One of my biggest memories of Hurricane Betsy, aside from peeing in the back yard during the eye of the hurricane (a tradition that I have upheld over the decades), was the destruction of my third-grade classroom along with my school box, and special dispensation from the principal that we could have pointed scissors.

Pointed scissors made me feel almost grown up. That is until I grew up and found I rarely had need for scissors.

I remember carefully wielding scissors when I was 13 so I could put a “Home Is Where the Miller Is” beer ad from a magazine onto the homemade waste paper basket I made at Vacation Bible School.

Who knew that just a few years later, scissors would be so unimportant to me that I’d end up buying a new pair almost every year, especially these last few years.

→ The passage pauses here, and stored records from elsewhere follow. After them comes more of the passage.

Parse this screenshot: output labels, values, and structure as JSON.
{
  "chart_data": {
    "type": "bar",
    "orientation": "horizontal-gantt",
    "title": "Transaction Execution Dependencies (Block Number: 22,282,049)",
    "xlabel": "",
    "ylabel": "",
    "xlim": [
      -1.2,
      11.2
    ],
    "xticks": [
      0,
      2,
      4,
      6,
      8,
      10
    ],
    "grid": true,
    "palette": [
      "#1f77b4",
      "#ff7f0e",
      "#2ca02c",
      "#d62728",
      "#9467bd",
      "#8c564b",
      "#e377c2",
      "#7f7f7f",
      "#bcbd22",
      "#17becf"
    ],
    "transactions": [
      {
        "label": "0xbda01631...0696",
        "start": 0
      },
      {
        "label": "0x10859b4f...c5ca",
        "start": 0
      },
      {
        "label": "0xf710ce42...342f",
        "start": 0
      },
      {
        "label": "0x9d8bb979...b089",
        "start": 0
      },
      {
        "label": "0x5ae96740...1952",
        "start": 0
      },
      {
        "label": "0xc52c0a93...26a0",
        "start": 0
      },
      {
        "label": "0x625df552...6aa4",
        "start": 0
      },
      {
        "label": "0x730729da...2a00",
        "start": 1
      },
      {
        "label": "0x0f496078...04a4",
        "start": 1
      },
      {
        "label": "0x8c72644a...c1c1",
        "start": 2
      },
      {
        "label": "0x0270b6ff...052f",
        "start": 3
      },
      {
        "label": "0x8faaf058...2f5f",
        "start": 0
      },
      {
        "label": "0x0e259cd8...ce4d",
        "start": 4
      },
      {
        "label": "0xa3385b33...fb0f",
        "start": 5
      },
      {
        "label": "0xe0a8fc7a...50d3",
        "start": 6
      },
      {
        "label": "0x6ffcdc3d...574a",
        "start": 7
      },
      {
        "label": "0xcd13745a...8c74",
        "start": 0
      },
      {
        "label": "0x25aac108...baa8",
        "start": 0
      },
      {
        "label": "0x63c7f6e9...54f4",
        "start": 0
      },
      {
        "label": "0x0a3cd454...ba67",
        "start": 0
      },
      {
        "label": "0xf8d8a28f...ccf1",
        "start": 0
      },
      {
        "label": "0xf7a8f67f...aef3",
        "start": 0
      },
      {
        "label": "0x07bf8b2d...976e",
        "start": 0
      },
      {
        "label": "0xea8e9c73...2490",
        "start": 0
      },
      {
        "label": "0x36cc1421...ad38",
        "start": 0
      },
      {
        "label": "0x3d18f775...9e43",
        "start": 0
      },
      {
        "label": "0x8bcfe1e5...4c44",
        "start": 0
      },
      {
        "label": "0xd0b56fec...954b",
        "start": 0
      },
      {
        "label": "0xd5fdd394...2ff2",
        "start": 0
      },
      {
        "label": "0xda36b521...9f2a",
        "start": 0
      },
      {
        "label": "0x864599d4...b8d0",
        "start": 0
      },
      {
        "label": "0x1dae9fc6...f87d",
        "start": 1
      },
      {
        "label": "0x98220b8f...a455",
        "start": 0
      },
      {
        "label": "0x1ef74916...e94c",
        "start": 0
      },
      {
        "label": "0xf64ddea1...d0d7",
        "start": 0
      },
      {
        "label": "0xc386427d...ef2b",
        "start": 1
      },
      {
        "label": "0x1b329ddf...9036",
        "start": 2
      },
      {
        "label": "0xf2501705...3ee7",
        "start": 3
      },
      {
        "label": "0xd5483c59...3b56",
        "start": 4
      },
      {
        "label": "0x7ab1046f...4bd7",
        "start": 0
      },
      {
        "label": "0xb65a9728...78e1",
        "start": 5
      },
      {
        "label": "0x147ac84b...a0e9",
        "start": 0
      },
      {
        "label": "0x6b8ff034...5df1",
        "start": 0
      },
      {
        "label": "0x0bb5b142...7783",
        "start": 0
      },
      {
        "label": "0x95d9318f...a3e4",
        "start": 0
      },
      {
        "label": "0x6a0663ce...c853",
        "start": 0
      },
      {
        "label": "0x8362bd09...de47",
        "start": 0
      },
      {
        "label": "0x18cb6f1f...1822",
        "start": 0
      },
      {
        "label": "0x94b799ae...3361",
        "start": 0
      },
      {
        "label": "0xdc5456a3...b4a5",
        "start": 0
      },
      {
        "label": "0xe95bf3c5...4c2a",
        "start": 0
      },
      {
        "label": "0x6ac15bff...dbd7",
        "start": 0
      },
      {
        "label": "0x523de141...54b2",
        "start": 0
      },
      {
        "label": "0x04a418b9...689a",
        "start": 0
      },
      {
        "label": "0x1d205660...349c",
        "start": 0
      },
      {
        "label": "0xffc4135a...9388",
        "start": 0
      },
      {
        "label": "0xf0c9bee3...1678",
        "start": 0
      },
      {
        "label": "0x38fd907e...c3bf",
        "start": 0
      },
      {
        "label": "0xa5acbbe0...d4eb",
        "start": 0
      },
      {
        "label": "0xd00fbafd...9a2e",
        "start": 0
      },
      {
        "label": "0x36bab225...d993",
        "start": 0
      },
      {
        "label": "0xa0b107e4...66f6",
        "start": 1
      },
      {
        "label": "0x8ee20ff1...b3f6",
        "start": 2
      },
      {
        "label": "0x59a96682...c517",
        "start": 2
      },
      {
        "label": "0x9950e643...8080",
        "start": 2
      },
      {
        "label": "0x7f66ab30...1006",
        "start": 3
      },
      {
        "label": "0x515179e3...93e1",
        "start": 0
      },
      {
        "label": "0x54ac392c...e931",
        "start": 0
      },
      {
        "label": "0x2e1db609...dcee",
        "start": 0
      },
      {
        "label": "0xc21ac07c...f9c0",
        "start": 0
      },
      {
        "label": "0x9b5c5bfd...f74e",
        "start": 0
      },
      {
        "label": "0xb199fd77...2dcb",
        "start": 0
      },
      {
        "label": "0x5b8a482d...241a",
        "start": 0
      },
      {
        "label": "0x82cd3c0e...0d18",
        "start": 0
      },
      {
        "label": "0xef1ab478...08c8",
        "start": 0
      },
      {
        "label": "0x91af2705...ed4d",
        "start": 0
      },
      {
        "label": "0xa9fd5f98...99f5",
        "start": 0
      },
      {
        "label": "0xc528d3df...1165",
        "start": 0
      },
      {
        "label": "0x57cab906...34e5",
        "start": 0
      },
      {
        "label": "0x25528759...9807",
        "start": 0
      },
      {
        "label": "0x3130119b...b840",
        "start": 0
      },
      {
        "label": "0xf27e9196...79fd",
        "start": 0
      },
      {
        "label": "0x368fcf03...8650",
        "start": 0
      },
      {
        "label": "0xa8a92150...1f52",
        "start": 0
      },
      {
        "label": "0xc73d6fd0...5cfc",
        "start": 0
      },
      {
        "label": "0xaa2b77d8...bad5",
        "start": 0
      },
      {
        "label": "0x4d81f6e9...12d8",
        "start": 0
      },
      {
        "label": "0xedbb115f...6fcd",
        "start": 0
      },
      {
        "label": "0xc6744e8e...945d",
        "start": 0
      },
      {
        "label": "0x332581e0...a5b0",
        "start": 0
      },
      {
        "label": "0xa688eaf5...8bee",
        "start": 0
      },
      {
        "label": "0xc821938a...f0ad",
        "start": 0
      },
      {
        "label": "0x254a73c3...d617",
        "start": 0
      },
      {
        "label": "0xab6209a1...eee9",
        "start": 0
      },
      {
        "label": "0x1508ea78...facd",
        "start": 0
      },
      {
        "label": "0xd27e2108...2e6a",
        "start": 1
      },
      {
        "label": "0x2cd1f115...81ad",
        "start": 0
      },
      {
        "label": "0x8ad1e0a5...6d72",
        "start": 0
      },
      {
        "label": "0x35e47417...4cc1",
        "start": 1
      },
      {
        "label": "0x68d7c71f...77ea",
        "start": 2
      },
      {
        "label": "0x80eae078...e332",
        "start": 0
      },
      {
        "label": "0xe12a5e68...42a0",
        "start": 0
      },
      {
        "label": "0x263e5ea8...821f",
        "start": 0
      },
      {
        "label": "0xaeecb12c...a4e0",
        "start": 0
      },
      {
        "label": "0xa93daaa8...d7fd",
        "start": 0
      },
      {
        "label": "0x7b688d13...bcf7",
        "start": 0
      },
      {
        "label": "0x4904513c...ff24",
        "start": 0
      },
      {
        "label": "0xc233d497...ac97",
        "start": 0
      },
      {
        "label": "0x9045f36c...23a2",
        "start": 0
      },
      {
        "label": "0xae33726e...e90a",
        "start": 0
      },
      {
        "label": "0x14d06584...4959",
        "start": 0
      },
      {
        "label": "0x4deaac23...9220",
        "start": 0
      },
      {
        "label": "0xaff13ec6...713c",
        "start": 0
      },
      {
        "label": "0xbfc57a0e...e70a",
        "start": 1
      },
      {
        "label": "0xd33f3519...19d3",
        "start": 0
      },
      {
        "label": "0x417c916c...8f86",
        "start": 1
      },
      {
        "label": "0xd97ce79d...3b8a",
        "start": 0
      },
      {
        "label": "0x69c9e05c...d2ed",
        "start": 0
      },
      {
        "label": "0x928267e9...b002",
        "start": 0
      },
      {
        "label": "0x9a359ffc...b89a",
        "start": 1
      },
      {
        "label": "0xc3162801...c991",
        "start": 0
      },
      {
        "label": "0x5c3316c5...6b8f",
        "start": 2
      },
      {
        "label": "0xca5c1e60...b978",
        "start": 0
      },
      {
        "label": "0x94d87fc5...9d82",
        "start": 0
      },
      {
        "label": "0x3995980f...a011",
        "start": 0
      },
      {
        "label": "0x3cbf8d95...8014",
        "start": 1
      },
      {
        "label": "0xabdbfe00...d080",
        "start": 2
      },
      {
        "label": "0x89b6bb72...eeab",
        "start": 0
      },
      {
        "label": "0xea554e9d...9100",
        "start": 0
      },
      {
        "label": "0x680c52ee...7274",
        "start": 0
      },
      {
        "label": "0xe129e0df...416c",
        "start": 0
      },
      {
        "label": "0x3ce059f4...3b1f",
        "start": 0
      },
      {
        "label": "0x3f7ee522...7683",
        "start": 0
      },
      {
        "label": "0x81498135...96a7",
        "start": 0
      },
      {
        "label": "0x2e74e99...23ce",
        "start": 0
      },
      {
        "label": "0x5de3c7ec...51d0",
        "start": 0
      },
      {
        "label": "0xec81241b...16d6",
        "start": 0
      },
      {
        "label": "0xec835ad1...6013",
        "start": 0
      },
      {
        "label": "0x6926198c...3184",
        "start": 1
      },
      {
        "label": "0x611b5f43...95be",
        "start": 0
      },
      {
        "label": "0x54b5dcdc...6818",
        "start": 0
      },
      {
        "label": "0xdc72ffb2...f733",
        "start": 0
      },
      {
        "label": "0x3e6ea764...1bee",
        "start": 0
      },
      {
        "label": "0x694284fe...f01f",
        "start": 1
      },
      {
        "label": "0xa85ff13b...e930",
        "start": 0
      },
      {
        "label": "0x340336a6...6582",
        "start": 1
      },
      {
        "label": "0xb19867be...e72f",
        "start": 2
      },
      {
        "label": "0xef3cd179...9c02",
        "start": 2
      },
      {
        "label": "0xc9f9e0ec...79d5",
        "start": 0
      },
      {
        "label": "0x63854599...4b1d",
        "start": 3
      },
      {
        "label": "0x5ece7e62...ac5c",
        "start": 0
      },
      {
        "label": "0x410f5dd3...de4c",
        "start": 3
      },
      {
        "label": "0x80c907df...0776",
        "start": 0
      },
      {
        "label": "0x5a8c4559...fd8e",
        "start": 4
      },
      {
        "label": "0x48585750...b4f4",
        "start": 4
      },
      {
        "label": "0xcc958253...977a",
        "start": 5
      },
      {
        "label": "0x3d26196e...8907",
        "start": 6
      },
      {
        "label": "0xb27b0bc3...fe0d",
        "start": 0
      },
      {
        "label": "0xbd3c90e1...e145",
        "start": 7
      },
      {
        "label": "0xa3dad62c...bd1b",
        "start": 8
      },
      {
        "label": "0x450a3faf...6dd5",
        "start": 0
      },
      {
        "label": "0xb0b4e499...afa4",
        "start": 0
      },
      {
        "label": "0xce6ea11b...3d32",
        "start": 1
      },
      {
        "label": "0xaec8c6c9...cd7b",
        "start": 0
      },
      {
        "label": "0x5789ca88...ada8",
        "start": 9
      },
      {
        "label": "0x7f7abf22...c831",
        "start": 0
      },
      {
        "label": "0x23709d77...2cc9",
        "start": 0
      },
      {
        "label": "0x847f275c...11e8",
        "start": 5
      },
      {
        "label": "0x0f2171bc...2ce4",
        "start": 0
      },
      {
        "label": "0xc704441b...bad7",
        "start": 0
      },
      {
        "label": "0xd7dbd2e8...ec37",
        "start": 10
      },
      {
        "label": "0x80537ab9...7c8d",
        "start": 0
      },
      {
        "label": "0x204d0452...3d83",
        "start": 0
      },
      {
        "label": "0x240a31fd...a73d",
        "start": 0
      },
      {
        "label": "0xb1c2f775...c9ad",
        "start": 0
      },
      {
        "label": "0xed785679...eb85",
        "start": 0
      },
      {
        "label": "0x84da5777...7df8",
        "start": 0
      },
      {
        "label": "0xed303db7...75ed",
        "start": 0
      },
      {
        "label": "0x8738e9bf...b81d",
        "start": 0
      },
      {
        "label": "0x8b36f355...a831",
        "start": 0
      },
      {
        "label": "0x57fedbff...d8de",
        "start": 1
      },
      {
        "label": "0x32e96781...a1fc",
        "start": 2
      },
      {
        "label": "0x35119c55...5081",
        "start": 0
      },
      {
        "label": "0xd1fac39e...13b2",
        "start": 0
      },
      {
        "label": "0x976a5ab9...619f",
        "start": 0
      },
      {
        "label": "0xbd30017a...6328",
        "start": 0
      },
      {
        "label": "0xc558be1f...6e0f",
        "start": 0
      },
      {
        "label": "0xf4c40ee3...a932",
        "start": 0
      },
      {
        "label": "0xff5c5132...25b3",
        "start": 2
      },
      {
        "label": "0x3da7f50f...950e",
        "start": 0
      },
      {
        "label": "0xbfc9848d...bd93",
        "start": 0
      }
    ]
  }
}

I’m sure they’re around here somewhere, but they’re not where I think I would usually put them. I checked all the drawers, and looked under the piles of paper on my desk and dresser.

I’ll look again in the morning. But at $1 a pair at Dollar General, my time is better spent on just buying a new pair than trying to find the old ones. They’ll resurface at some point during the next year. And I’ll make a mental note to put them in  a place where I will find them later on. But I rarely find them again.

With new scissors, I’ll be able to sit on the floor and wrap presents tomorrow night. And when I’m done, I’ll put the scissors where I think they belong. And over the next week, I’ll go to that spot whenever I need to wrap more gifts. But as the Christmas season fades, so does my recollection of where I put the scissors.

One of these years, I’ll put them in the same place as the tape, which I usually find three rolls of when I’m looking for the scissors.